Colombe le bouscule.

— Oh, ne fais pas l'innocent, va. Je sais tout. La standardiste m'a dit que « Mme Barou » était encore dans la chambre.

— La standardiste s'est trompée, bredouille-t-il, à court d'arguments. J'étais seul.

— Non, tu n'étais pas seul. J'ai entendu la voix de cette femme. Et j'imagine que ce n'était pas la première fois.

— Et toi, alors ? explose Stéphane. C'est pire, ce que tu me fais endurer. C'est bien pire, une épouse infidèle.

Léger sourire de Colombe.

— Tu sais, je me fiche pas mal de tes tromperies.

Stéphane se redresse, piqué.

— Comment ça, tu t'en fiches ? Mais tu te prends pour qui, ma pauvre ? Tu m'as trahi. Tu as terni mon nom.

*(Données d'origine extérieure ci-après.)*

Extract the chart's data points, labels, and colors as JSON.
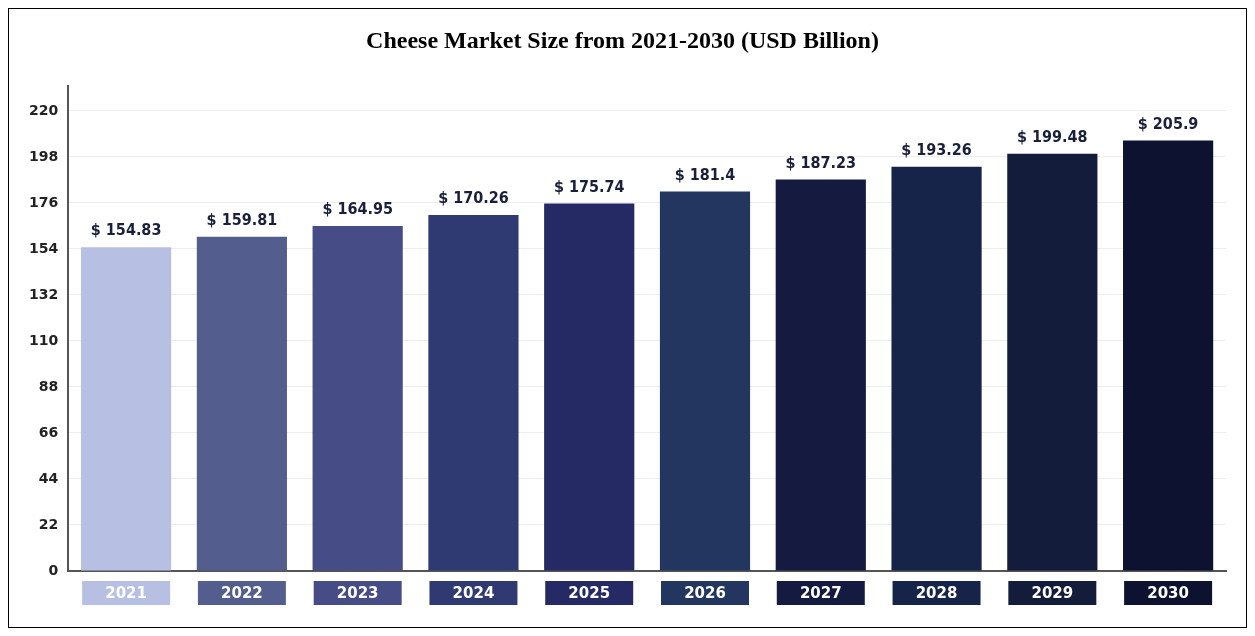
{
  "chart_data": {
    "type": "bar",
    "title": "Cheese Market Size from 2021-2030 (USD Billion)",
    "categories": [
      "2021",
      "2022",
      "2023",
      "2024",
      "2025",
      "2026",
      "2027",
      "2028",
      "2029",
      "2030"
    ],
    "values": [
      154.83,
      159.81,
      164.95,
      170.26,
      175.74,
      181.4,
      187.23,
      193.26,
      199.48,
      205.9
    ],
    "colors": [
      "#b7c0e3",
      "#545e8e",
      "#464c86",
      "#2f3a72",
      "#252a64",
      "#223660",
      "#141a40",
      "#16244a",
      "#141c3c",
      "#0c1230"
    ],
    "value_labels": [
      "$ 154.83",
      "$ 159.81",
      "$ 164.95",
      "$ 170.26",
      "$ 175.74",
      "$ 181.4",
      "$ 187.23",
      "$ 193.26",
      "$ 199.48",
      "$ 205.9"
    ],
    "ylim": [
      0,
      232
    ],
    "yticks": [
      0,
      22,
      44,
      66,
      88,
      110,
      132,
      154,
      176,
      198,
      220
    ],
    "grid": "y",
    "legend": false
  }
}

— Je ne t'ai jamais trompé.

— Tu mens. Tu mens comme tu respires.

La colère de Stéphane décuple devant le calme de sa femme. Sa main se lève. Le sang gicle du nez de Colombe. Un instant, ils se regardent, hébétés, mais Stéphane a perdu tout contrôle. Un coup de poing, et l'arcade sourcilière de Colombe éclate. Elle crie. La serviette tombe. La vue de son corps nu le rend plus furieux encore. Il s'acharne. Colombe se protège comme elle peut, encaisse les coups de pied répétés, roulée en boule dans un coin de la chambre. Il va la tuer, il a perdu la tête. Rester là, se faire taper dessus ? Non ! Réagir, lui casser la gueule. Elle se lève. Oui, lui casser la gueule, minus, va, pauvre minus ! Se rebiffer, rendre coup pour coup, s'abandonner à la violence, lui faire mal, viser, lancer le poing, le pied, si facile, si bon. Une gifle, et il vacille, un coup de pied bien placé, et il gémit, bien fait pour lui. Son mépris explose, son dégoût, aussi. Elle est ivre de violence. Maintenant elle sait pourquoi les gens sont capables de tuer, maintenant elle les comprend. Le combat se prolonge, le choc des coups, les halètements de Colombe, les grognements de Stéphane. Ils tournent dans la chambre comme des fauves, ne se quittent pas du regard. Stéphane l'attrape par le bras, la projette contre le mur de toutes ses forces. Colombe heurte la commode, tombe de tout son long. Son poignet droit se coince sous elle.

Prostrée, le nez écrasé dans la moquette, elle ne peut plus bouger. Stéphane, pantelant, contemple sa femme inerte, son corps couvert d'ecchymoses. Elle sanglote. Stéphane veut la relever.

— Ne me touche pas ! crie-t-elle. Laisse-moi.

Stéphane s'effondre.

— Pardonne-moi. Je t'en supplie, pardonne-moi.

Colombe pleure. Il s'approche, lui caresse le front avec maladresse. À bout de forces, elle le laisse faire. Stéphane tamponne le nez tuméfié de Colombe, son sourcil ensanglanté, mais elle le repousse, se redresse, essaie de se mettre debout. Ses pieds se dérobent sous elle. Il veut l'aider. Elle hurle. Son poignet tordu gonfle à vue d'œil.

— Bouge ta main, lui demande-t-il doucement.

Elle a des nausées de douleur.

— Je ne peux pas. Trop mal…

Il ne reste qu'une chose faire : l'emmener aux urgences.